España 6 Liechtenstein 0

España canjeó en Las Gaunas una goleada por un papelito que nos da derecho a estar en Polonia y Ucrania. Allí se jugará la Eurocopa y allí estará el campeón, en su sitio, donde debe estar para defender su corona de piedras preciosas.

Ese billete nos ofrece la oportunidad de nuestra vida, la de hacer lo que nadie se ha atrevido, la de enlazar dos Eurocopas y un Mundial. El reto del próximo verano nada tendrá que ver con lo que pasó en Logroño, tierra de buen vino en la que España jugueteó con Liechtenstein. Fue día de fiesta nacional en La Rioja y la selección española hizo lo que estaba cantado: ganar, golear y pasárselo bien.

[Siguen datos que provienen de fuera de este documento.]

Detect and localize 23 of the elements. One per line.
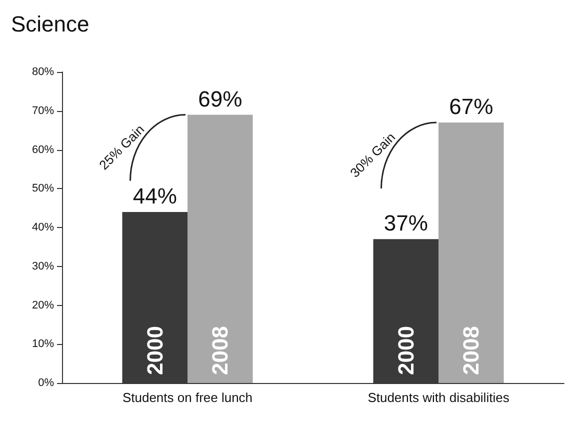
data-label: 37% [384, 210, 428, 236]
data-label: 67% [449, 94, 494, 120]
x-tick-label: Students with disabilities [368, 390, 510, 405]
series-label: 2008 [208, 326, 233, 375]
y-tick-label: 70% [32, 104, 54, 117]
y-tick-label: 30% [32, 260, 54, 272]
text: 2000 [393, 326, 418, 375]
x-tick-label: Students on free lunch [122, 390, 253, 405]
y-tick-label: 20% [32, 299, 54, 312]
chart-title: Science [11, 12, 90, 36]
y-tick-label: 80% [32, 66, 54, 78]
y-tick-label: 50% [32, 182, 54, 195]
annotation: 30% Gain [347, 129, 398, 180]
series-label: 2000 [142, 326, 168, 375]
y-tick-label: 10% [32, 338, 54, 350]
text: 2008 [458, 326, 484, 375]
data-label: 44% [132, 183, 177, 208]
y-tick-label: 40% [32, 222, 54, 234]
y-tick-label: 0% [38, 377, 54, 389]
bar [188, 114, 253, 383]
y-tick-label: 60% [32, 144, 54, 156]
data-label: 69% [198, 86, 242, 112]
bar [438, 122, 504, 383]
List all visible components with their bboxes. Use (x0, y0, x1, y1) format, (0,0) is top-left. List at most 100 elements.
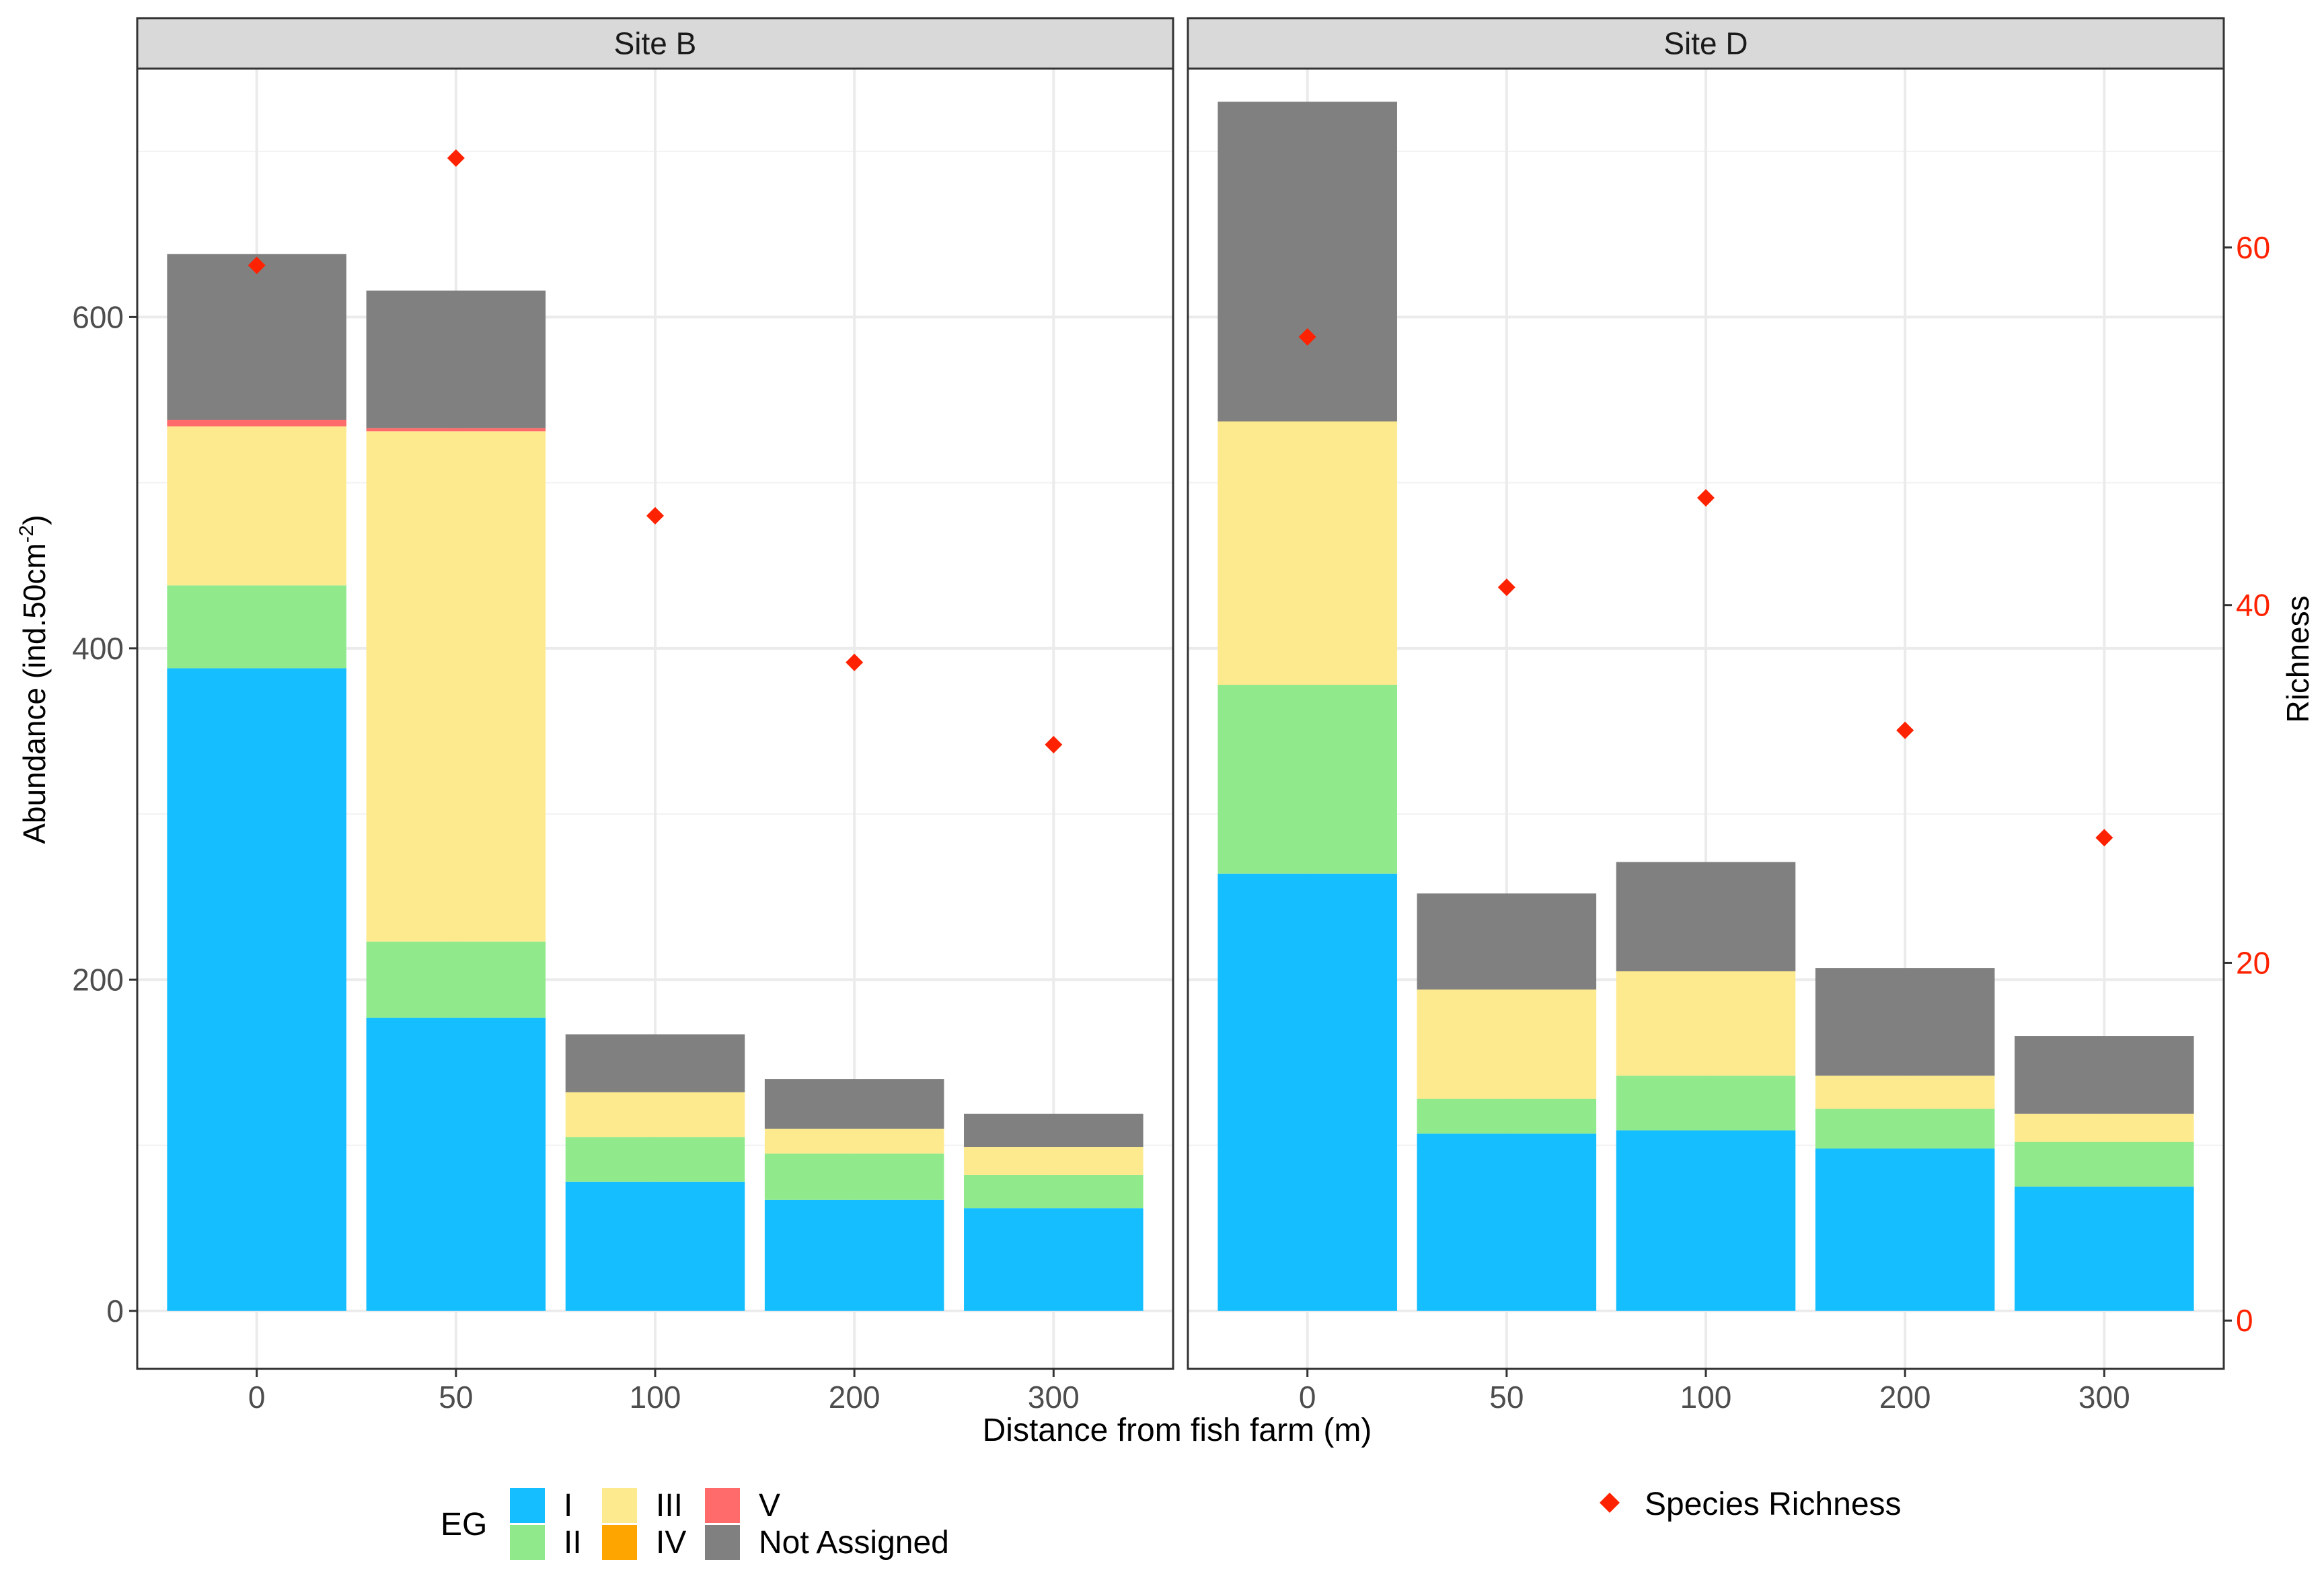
bar-segment-i-50 (1417, 1133, 1597, 1311)
x-tick-label: 200 (829, 1380, 880, 1415)
richness-point-50 (447, 149, 465, 167)
x-tick-label: 200 (1879, 1380, 1931, 1415)
bar-segment-iii-100 (1616, 971, 1796, 1076)
panel-2: Site D 0 50 100 200 300 (1187, 17, 2225, 1415)
y-axis-right: 0 20 40 60 (2224, 230, 2270, 1338)
richness-point-100 (1697, 489, 1715, 507)
legend-key-ii (510, 1525, 545, 1560)
bar-segment-ii-0 (1217, 685, 1397, 874)
bar-segment-iii-50 (1417, 989, 1597, 1099)
x-axis-label: Distance from fish farm (m) (983, 1413, 1372, 1448)
y-axis-left: 0 200 400 600 (72, 299, 137, 1328)
bar-segment-ii-0 (167, 585, 346, 669)
facet-title: Site D (1663, 26, 1748, 61)
bar-segment-iii-200 (1815, 1076, 1995, 1109)
richness-point-0 (248, 256, 266, 274)
bar-segment-iii-300 (964, 1147, 1144, 1175)
bar-segment-v-50 (366, 428, 546, 432)
richness-point-300 (2095, 829, 2113, 847)
y-axis-label-close: ) (17, 515, 52, 525)
y-axis-label-sup: -2 (15, 525, 38, 544)
facet-strip (1187, 17, 2225, 70)
x-tick-label: 300 (1028, 1380, 1080, 1415)
facet-panels: Site B 0 50 100 200 300 Site D 0 50 100 200 300 (136, 17, 2225, 1415)
legend-key-iii (602, 1488, 637, 1523)
legend-richness-marker (1600, 1493, 1620, 1513)
bar-segment-i-50 (366, 1017, 546, 1311)
y-tick-label: 0 (106, 1294, 124, 1328)
bar-segment-iii-0 (167, 426, 346, 586)
legend-label-na: Not Assigned (759, 1525, 949, 1561)
legend-key-na (705, 1525, 740, 1560)
bar-segment-ii-50 (366, 941, 546, 1018)
legend-title: EG (441, 1507, 487, 1542)
bar-segment-iii-300 (2015, 1113, 2194, 1142)
y-axis-label-main: Abundance (ind.50cm (17, 543, 52, 844)
x-tick-label: 300 (2078, 1380, 2130, 1415)
bar-segment-ii-100 (565, 1137, 745, 1182)
legend-label-ii: II (564, 1525, 582, 1561)
y2-tick-label: 20 (2236, 945, 2270, 980)
legend-label-iv: IV (656, 1525, 686, 1561)
x-tick-label: 100 (1680, 1380, 1732, 1415)
y2-tick-label: 60 (2236, 230, 2270, 265)
facet-strip (136, 17, 1174, 70)
bar-segment-ii-200 (764, 1153, 944, 1200)
y2-tick-label: 40 (2236, 588, 2270, 623)
bar-segment-i-0 (1217, 873, 1397, 1311)
bar-segment-na-50 (1417, 893, 1597, 990)
y-tick-label: 600 (72, 299, 124, 334)
bar-segment-na-0 (167, 254, 346, 420)
richness-point-200 (1896, 721, 1914, 739)
y2-tick-label: 0 (2236, 1303, 2253, 1338)
bar-segment-ii-100 (1616, 1076, 1796, 1131)
x-tick-label: 50 (439, 1380, 473, 1415)
bar-segment-ii-300 (2015, 1141, 2194, 1187)
bar-segment-iii-100 (565, 1092, 745, 1137)
bar-segment-ii-50 (1417, 1098, 1597, 1134)
legend-label-v: V (759, 1488, 780, 1524)
y-axis-label: Abundance (ind.50cm-2) (15, 515, 52, 844)
bar-segment-iii-0 (1217, 421, 1397, 685)
bar-segment-i-0 (167, 668, 346, 1311)
x-tick-label: 0 (1299, 1380, 1316, 1415)
bar-segment-i-300 (2015, 1187, 2194, 1311)
bar-segment-na-300 (2015, 1036, 2194, 1114)
bar-segment-na-100 (565, 1034, 745, 1092)
richness-point-200 (846, 653, 864, 671)
legend-key-i (510, 1488, 545, 1523)
bar-segment-iii-50 (366, 431, 546, 942)
bar-segment-i-200 (1815, 1148, 1995, 1311)
bar-segment-na-100 (1616, 862, 1796, 972)
richness-point-300 (1045, 736, 1063, 754)
bar-segment-na-200 (764, 1079, 944, 1129)
bar-segment-ii-200 (1815, 1109, 1995, 1149)
legend-label-i: I (564, 1488, 572, 1524)
bar-segment-iii-200 (764, 1128, 944, 1154)
bar-segment-i-100 (1616, 1130, 1796, 1311)
x-tick-label: 100 (630, 1380, 681, 1415)
panel-1: Site B 0 50 100 200 300 (136, 17, 1174, 1415)
x-tick-label: 0 (248, 1380, 266, 1415)
legend-key-v (705, 1488, 740, 1523)
facet-title: Site B (614, 26, 697, 61)
bar-segment-na-200 (1815, 968, 1995, 1076)
bar-segment-na-50 (366, 290, 546, 428)
legend-richness-label: Species Richness (1645, 1487, 1902, 1522)
y-tick-label: 400 (72, 631, 124, 666)
bar-segment-ii-300 (964, 1174, 1144, 1209)
richness-point-50 (1497, 578, 1515, 597)
bar-segment-v-0 (167, 420, 346, 426)
bar-segment-na-0 (1217, 102, 1397, 422)
legend-key-iv (602, 1525, 637, 1560)
bar-segment-na-300 (964, 1113, 1144, 1148)
bar-segment-i-300 (964, 1208, 1144, 1311)
x-tick-label: 50 (1489, 1380, 1524, 1415)
bar-segment-i-200 (764, 1199, 944, 1311)
richness-point-0 (1298, 328, 1316, 346)
y2-axis-label: Richness (2280, 595, 2315, 722)
richness-point-100 (646, 507, 664, 525)
bar-segment-i-100 (565, 1181, 745, 1311)
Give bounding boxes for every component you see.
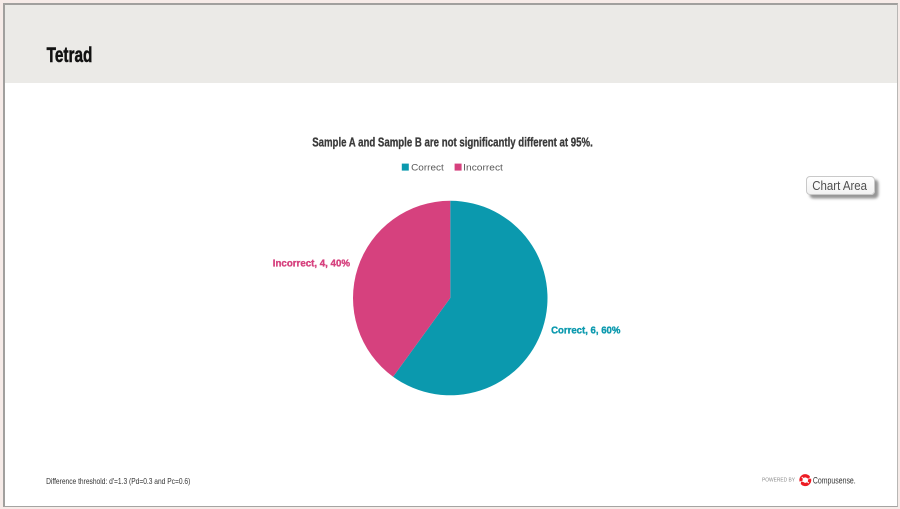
svg-text:POWERED BY: POWERED BY [762,477,795,483]
svg-text:Chart Area: Chart Area [812,179,867,193]
svg-text:Correct, 6, 60%: Correct, 6, 60% [551,326,620,337]
svg-text:Tetrad: Tetrad [47,44,93,67]
svg-text:Sample A and Sample B are not: Sample A and Sample B are not significan… [312,136,593,150]
svg-text:Incorrect, 4, 40%: Incorrect, 4, 40% [273,259,350,270]
svg-text:Incorrect: Incorrect [463,163,503,174]
svg-text:Compusense.: Compusense. [813,475,856,485]
svg-text:Correct: Correct [411,163,444,174]
svg-text:Difference threshold: d'=1.3 (: Difference threshold: d'=1.3 (Pd=0.3 and… [46,477,190,486]
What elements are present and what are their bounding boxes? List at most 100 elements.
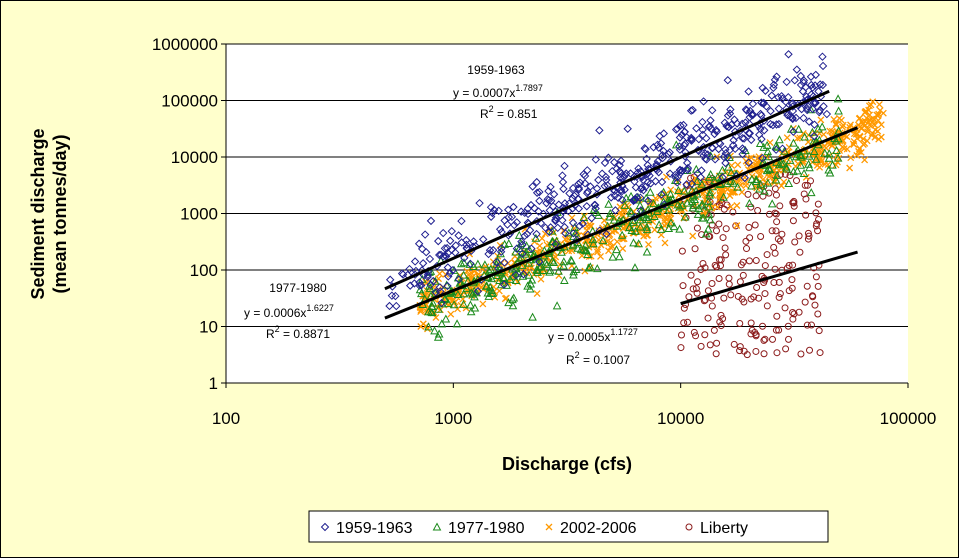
data-point <box>784 50 793 59</box>
data-point <box>512 218 522 227</box>
data-point <box>698 117 707 127</box>
data-point <box>583 187 592 196</box>
data-point <box>710 176 719 185</box>
data-point <box>796 152 806 161</box>
data-point <box>773 218 781 226</box>
data-point <box>447 245 456 254</box>
data-point <box>789 217 797 225</box>
data-point <box>853 151 861 159</box>
data-point <box>789 261 797 269</box>
data-point <box>847 154 855 162</box>
data-point <box>760 126 769 135</box>
data-point <box>693 224 701 232</box>
data-point <box>776 202 784 210</box>
data-point <box>782 164 791 173</box>
data-point <box>488 245 498 255</box>
data-point <box>486 212 496 221</box>
data-point <box>744 87 753 96</box>
data-point <box>483 288 493 297</box>
data-point <box>431 288 440 297</box>
data-point <box>615 167 624 176</box>
data-point <box>788 284 796 292</box>
data-point <box>475 198 484 208</box>
data-point <box>772 120 781 129</box>
data-point <box>504 212 514 222</box>
data-point <box>697 266 705 274</box>
data-point <box>586 182 595 191</box>
data-point <box>677 166 687 175</box>
data-point <box>706 124 716 134</box>
annotation-1977-title: 1977-1980 <box>269 281 327 295</box>
data-point <box>804 117 814 126</box>
data-point <box>636 222 645 231</box>
data-point <box>726 105 735 114</box>
data-point <box>726 167 736 176</box>
data-point <box>546 182 555 192</box>
data-point <box>570 191 579 201</box>
data-point <box>809 131 819 141</box>
data-point <box>602 229 611 239</box>
data-point <box>713 203 721 211</box>
data-point <box>812 209 820 217</box>
data-point <box>755 130 764 139</box>
data-point <box>758 153 767 163</box>
series-1959-1963 <box>385 50 832 311</box>
data-point <box>791 238 799 246</box>
y-ticks: 1 10 100 1000 10000 100000 1000000 <box>152 35 226 393</box>
data-point <box>846 164 854 172</box>
data-point <box>583 249 593 258</box>
data-point <box>604 153 613 162</box>
data-point <box>753 284 761 292</box>
data-point <box>594 246 602 254</box>
data-point <box>535 262 544 271</box>
data-point <box>646 164 656 173</box>
data-point <box>613 193 623 202</box>
data-point <box>669 222 679 231</box>
data-point <box>772 326 780 334</box>
data-point <box>534 257 544 267</box>
data-point <box>589 239 598 248</box>
data-point <box>500 216 509 225</box>
data-point <box>508 301 518 310</box>
data-point <box>453 290 463 299</box>
data-point <box>698 125 707 135</box>
data-point <box>722 179 732 188</box>
data-point <box>560 199 570 208</box>
annotation-liberty-r2: R2 = 0.1007 <box>566 350 630 367</box>
data-point <box>765 189 773 197</box>
legend-label: 1977-1980 <box>448 520 525 537</box>
data-point <box>427 308 437 317</box>
data-point <box>634 164 643 173</box>
data-point <box>462 236 471 245</box>
data-point <box>701 331 709 339</box>
data-point <box>715 275 723 283</box>
data-point <box>780 146 789 155</box>
data-point <box>772 210 780 218</box>
data-point <box>838 123 846 131</box>
data-point <box>492 257 501 267</box>
data-point <box>385 301 394 311</box>
data-point <box>808 83 817 92</box>
data-point <box>822 109 832 119</box>
data-point <box>711 125 721 135</box>
data-point <box>708 106 717 115</box>
data-point <box>466 259 475 269</box>
data-point <box>480 260 490 269</box>
data-point <box>651 177 660 186</box>
data-point <box>538 234 546 242</box>
data-point <box>723 111 733 120</box>
data-point <box>725 274 733 282</box>
data-point <box>756 109 765 119</box>
data-point <box>606 193 616 202</box>
data-point <box>397 269 407 278</box>
data-point <box>712 227 720 235</box>
data-point <box>652 206 662 215</box>
data-point <box>692 332 700 340</box>
data-point <box>683 163 693 173</box>
data-point <box>817 116 825 124</box>
data-point <box>488 208 497 218</box>
annotation-1977-equation: y = 0.0006x1.6227 <box>244 303 334 320</box>
data-point <box>697 199 707 208</box>
data-point <box>814 227 822 235</box>
data-point <box>704 202 714 211</box>
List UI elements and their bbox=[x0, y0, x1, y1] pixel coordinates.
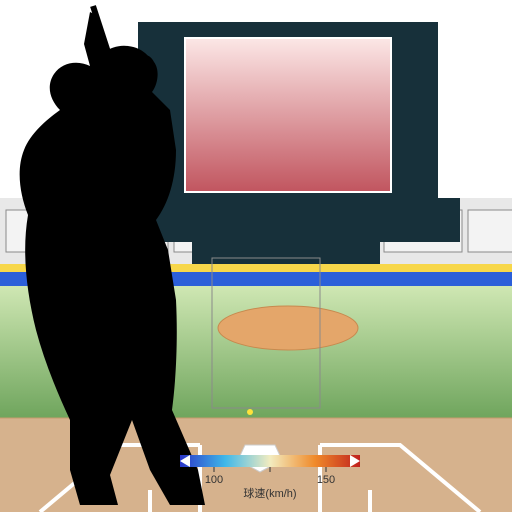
legend-axis-label: 球速(km/h) bbox=[243, 486, 296, 500]
speed-legend-bar bbox=[180, 455, 360, 467]
pitch-location-chart: 100 150 球速(km/h) bbox=[0, 0, 512, 512]
legend-tick-100: 100 bbox=[205, 474, 223, 486]
stand-section bbox=[468, 210, 512, 252]
scoreboard-screen bbox=[185, 38, 391, 192]
mound bbox=[218, 306, 358, 350]
legend-tick-150: 150 bbox=[317, 474, 335, 486]
pitch-marker bbox=[247, 409, 253, 415]
chart-svg: 100 150 球速(km/h) bbox=[0, 0, 512, 512]
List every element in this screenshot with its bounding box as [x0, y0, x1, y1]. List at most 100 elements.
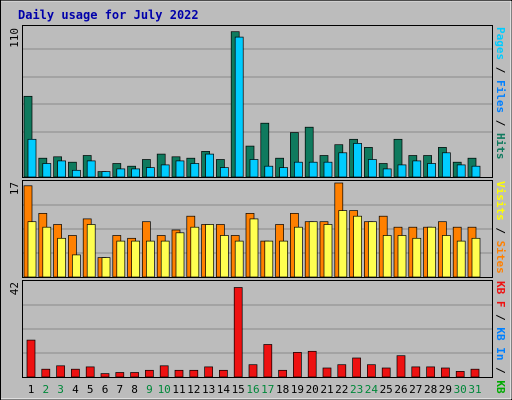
- legend-hits: Hits: [494, 133, 507, 160]
- x-axis-label-day-22: 22: [335, 383, 348, 396]
- bar-visits-day-27: [412, 237, 422, 278]
- x-axis-label-day-11: 11: [172, 383, 185, 396]
- bar-visits-day-17: [264, 240, 274, 278]
- legend-separator: /: [494, 60, 507, 80]
- bar-files-day-11: [175, 160, 185, 178]
- bar-files-day-12: [190, 163, 200, 178]
- bar-files-day-24: [368, 159, 377, 178]
- bar-visits-day-21: [323, 224, 333, 278]
- legend-kb-f: KB F: [494, 281, 507, 308]
- x-axis-labels: 1 2 3 4 5 6 7 8 9 10 11 12 13 14 15 16 17 18 19 20 21 22 23 24 2…: [28, 383, 482, 396]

España se lo tomó con mucha calma y lo agradeció Liechtenstein, que se pasó todo el partido en su campo, agazapado en una trinchera sabiendo que no era su guerra. En el once del coronel Del Bosque la gran novedad fue Mata, feliz con Negredo, que correspondió al seleccionador con dos goles de delantero salvaje. El que vio esos tantos demasiado lejos fue Torres, sentado con el chándal en la grada.

La Roja se dio medio hora de relax y abrió la lata en el 33′. Negredo controló un balón que pareció caer del cielo, pero nació en la bota celestial de Xavier Hernández, que encontró un camino que sólo verían los iluminados. El vallecano bajó la pelota y la convirtió en una granada. Entró por el centro, pero el disparo le hubiese destrozado los guantes a Jehle, el portero de Liechtenstein.

El segundo llegó cuatro minutos después. Al que se le ocurrió una idea fue a Iniesta, que asistió a Villa y el 7 se la dio a Negredo, que marcó con el exterior engañándose incluso a sí mismo. Jehle volvió a recibir una bofetada, pero se ganó el pan. Hizo todo lo que estaba en sus manos, salvo al filo del descanso en la falta de Xavi que significó el 3-0. El portero se quedó quieto. Fue como decirle a sus compañeros que él solo no podía con todo lo que se le venía encima y tampoco con Xavi, que ya es el futbolista de campo español que más ha vestido la elástica de la selección.

Al descanso, Del Bosque cambió a Xavi por Cesc y, poco después, metió a Thiago en el lugar de Ramos para hacerle español de pura cepa. El hijo de Mazinho hizo de carrilero y también de amigo de los jugones, clase a la que él también pertenece.

El cuarto gol lo hizo Ramos antes de marcharse del campo (fue en fuera de juego, como el 2-0) y los dos últimos fueron obra de Villa.